In the current study, RT cells obtained tumorigenic potential, but parental COS-7 cells did not. In contrast, the murine renal cell carcinoma cell line RenCa, which harbors EBAG9 in BALB/c nude mice, had tumor growth potential similar to that of RenCa cells, which expresses vector alone.18 The discrepancy between these 2 studies is unclear. However, other cell lines, including the endometrial cancer Hec-1 cells and Ishikawa cells, also formed larger tumors in nude mice after the RCAS1-encoding gene was introduced (data not shown). These data suggest that in vivo tumorigenic potentials after RCAS1-encoding gene transfection may be modulated in a cell type-specific manner.
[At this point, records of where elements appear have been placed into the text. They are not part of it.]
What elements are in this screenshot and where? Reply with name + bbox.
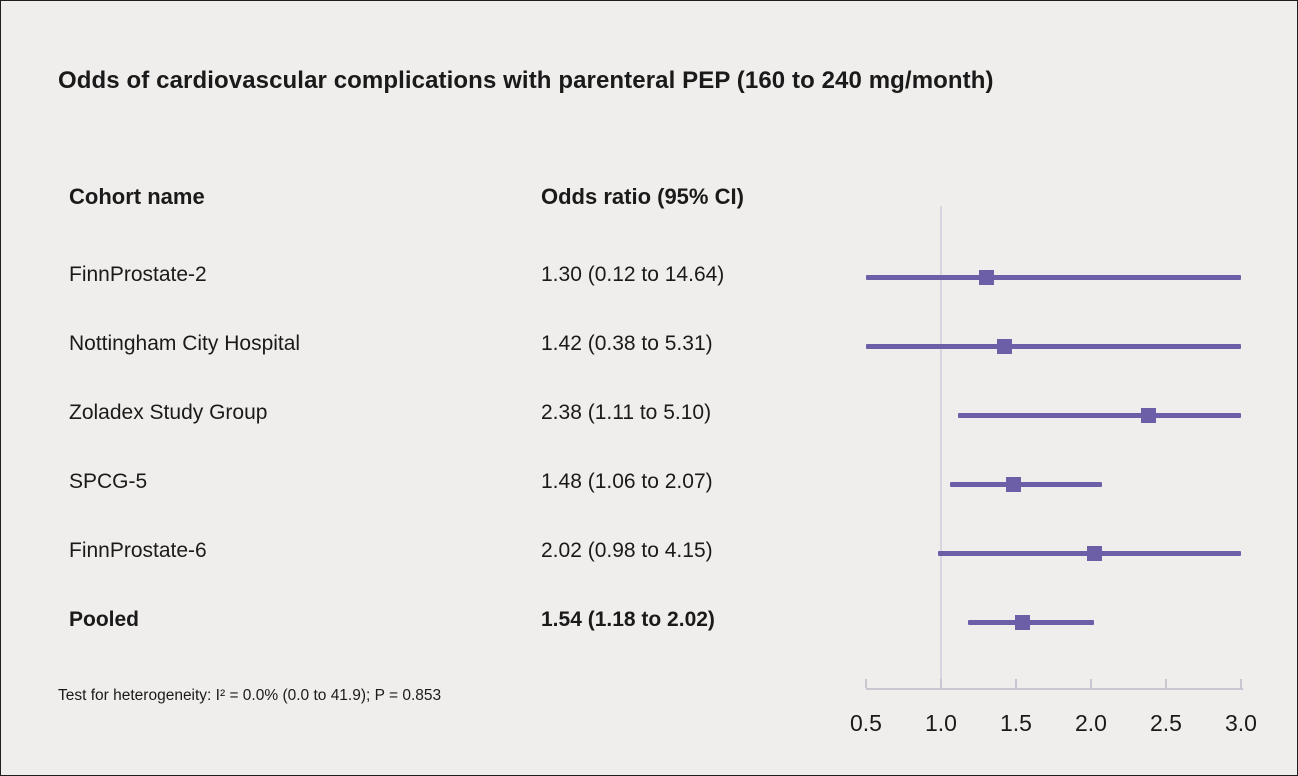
point-estimate-marker: [1086, 545, 1102, 561]
x-tick: [940, 679, 942, 688]
ci-line: [950, 482, 1102, 487]
point-estimate-marker: [1140, 407, 1156, 423]
cohort-label: Zoladex Study Group: [69, 401, 268, 424]
x-tick-label: 1.0: [925, 710, 957, 736]
cohort-label: SPCG-5: [69, 470, 148, 493]
x-tick: [1015, 679, 1017, 688]
chart-title: Odds of cardiovascular complications wit…: [58, 67, 994, 94]
x-tick-label: 0.5: [850, 710, 882, 736]
point-estimate-marker: [978, 269, 994, 285]
x-tick-label: 2.5: [1150, 710, 1182, 736]
column-header-cohort: Cohort name: [69, 184, 205, 209]
odds-ratio-value: 1.42 (0.38 to 5.31): [541, 332, 713, 355]
cohort-label: Pooled: [69, 608, 140, 631]
odds-ratio-value: 2.02 (0.98 to 4.15): [541, 539, 713, 562]
x-tick: [1090, 679, 1092, 688]
x-tick-label: 1.5: [1000, 710, 1032, 736]
point-estimate-marker: [996, 338, 1012, 354]
x-tick: [865, 679, 867, 688]
point-estimate-marker: [1014, 614, 1030, 630]
cohort-label: Nottingham City Hospital: [69, 332, 301, 355]
odds-ratio-value: 1.54 (1.18 to 2.02): [541, 608, 715, 631]
odds-ratio-value: 1.48 (1.06 to 2.07): [541, 470, 713, 493]
x-tick: [1165, 679, 1167, 688]
column-header-odds-ratio: Odds ratio (95% CI): [541, 184, 744, 209]
odds-ratio-value: 2.38 (1.11 to 5.10): [541, 401, 712, 424]
cohort-label: FinnProstate-6: [69, 539, 207, 562]
ci-line: [866, 344, 1241, 349]
x-tick-label: 3.0: [1225, 710, 1257, 736]
x-tick: [1240, 679, 1242, 688]
heterogeneity-note: Test for heterogeneity: I² = 0.0% (0.0 t…: [58, 687, 442, 704]
ci-line: [866, 275, 1241, 280]
cohort-label: FinnProstate-2: [69, 263, 207, 286]
reference-line: [940, 206, 942, 688]
x-axis: [866, 688, 1243, 690]
ci-line: [968, 620, 1094, 625]
odds-ratio-value: 1.30 (0.12 to 14.64): [541, 263, 725, 286]
point-estimate-marker: [1005, 476, 1021, 492]
x-tick-label: 2.0: [1075, 710, 1107, 736]
ci-line: [957, 413, 1241, 418]
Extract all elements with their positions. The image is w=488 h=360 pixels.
It has been demonstrated that various inhibitors of VEGF and its receptors inhibit angiogenesis and tumor growth in preclinical settings.47 An anti-VEGF antibody, when used together with chemotherapy, significantly improved survival and response rates in patients with colorectal cancer, indicating the possibility that the VEGF pathway is an important new target for cancer therapy.48 RNA interference, mediated by siRNA, is a highly specific technique for suppressing expression of individual genes.49 To further clarify the effect of RCAS1 gene expression on tumor growth, we constructed siRNA and measured in vivo tumor growth. We observed that RCAS1 siRNA suppressed RCAS1 mRNA and protein expression levels and markedly delayed in vivo tumor growth. Because RCAS1 is a promising target for cancer therapy, the development of RCAS1 inhibitors, including siRNA, would allow us to explore novel therapeutic tools for human cancers, including uterine cancer.